At home they sat under the lamp. He had a big cigar in his mouth; opposite she sat with her elbows on the table. Every now and then she’d fill his glass with gin to the top without ever spilling a drop, while complaining about the bad quality of the potatoes of that year. Life was hard; many bills had to be paid and the Opel was expensive. She always wore an apron with a flower motive; he always his overall. In the back of the miserable garden was his studio. From time to time he had to go there to throw frames in acid or glue them together with clamps. Because of the acid and other very dangerous liquids, it was forbidden for me to enter the shed or even get near. This made framing a mysterious occupation.

The two brothers competed with each other. My granddad’s paintings ended up in overwhelming frames. They drowned in them. All his life he wandered why…

 

And there was the son. If I remember well, his name was Joop. Joop worked at the DAF-car-company. He owned a Daffodil, the Dutch pride. The car was very popular amongst the disabled. It was the first car with an automatic shift.

Uncle Joop had beautiful black hair. No doubt he had seduced his wife with it. But from externalities come no steady marriages. She left without a word and I was forbidden to ask anything about the matter. Those were still the days of the travelling circuses; I fantasized much. She might have run off with a lion trainer...

It made visits to Bertus and Rietje even more exiting. Maybe the bride would, all of a sudden, rush back in the living room and throw herself in uncle Joop’s arms, crying for forgiveness. It never came to that, the only thing I saw was uncle Joop sitting in a corner, sobbing. He did not eat much. He was very skinny…

 

Granduncle Bertus had a strange tic. I could not keep my eyes off of him. In many westerns, the evil guy has a tic that gives away his bad character. He lisps, coughs all the time, limps or has a deck of cards that he shuffles nervously. My granduncle lisped about every five minutes. In the right side of his mouth he continuously slurped away spit. Because of the repetition I was hypnotized by it. I waited for it to happen over and over. You could say I hung on his right under lip. It brought me into a tunnel in a direct connection with his mouth; I could not see anything else. It became a time notation. Like, this visit was twenty-nine slurps long. I could not escape it. What was I to do? I was forced to sit up straight during the whole visit, while my father and mother talked about for children incomprehensible matters.
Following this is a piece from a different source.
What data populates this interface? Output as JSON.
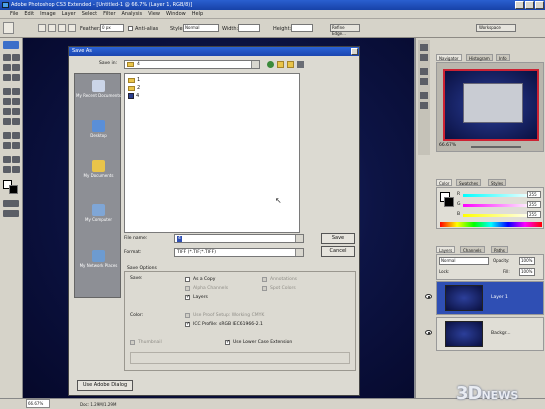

For years I have been fascinated by Bertus’ slurping, till not long ago I studied old-fashioned framing. Granduncle Bertus has become an average dead soul. 

How could I know that he filled his mouth with a glue substance? Slime is an ancient binder. The Rijksmuseum, the National Gallery and the Louvre are filled with centuries old slime. If you keep silent you can hear the lisping and slurping…

 

I don’t want to look like my granduncle. I want to be able to go out with the models without spit dripping from my chin. I want to kiss them without staying connected by wires of slime. I don’t want an apron with a flower motive or bad gin. Only the car is ok.

I have tried everything. I applied for a job as a mailman on Stromboli, I threw myself in the arms of a rich American woman; still I keep on putting frames in the clamps. My career as a painter leaves much to wish for. I cannot stop framing. As a result I am a big promoter of the slick modern frame. That is the entire influence I have over my life.

 

 

This I wrote a long time ago. Times have become sunnier. Not only do I live in the south, my career is moving forward. I married a Spanish beauty. I have no fear for wet lips. But not everything is safe. Danger waits around the corner. I live next to the bullfight arena and in winter travelling circuses have shows there…

 

Barcelona, March 2004 (corrected in 2020).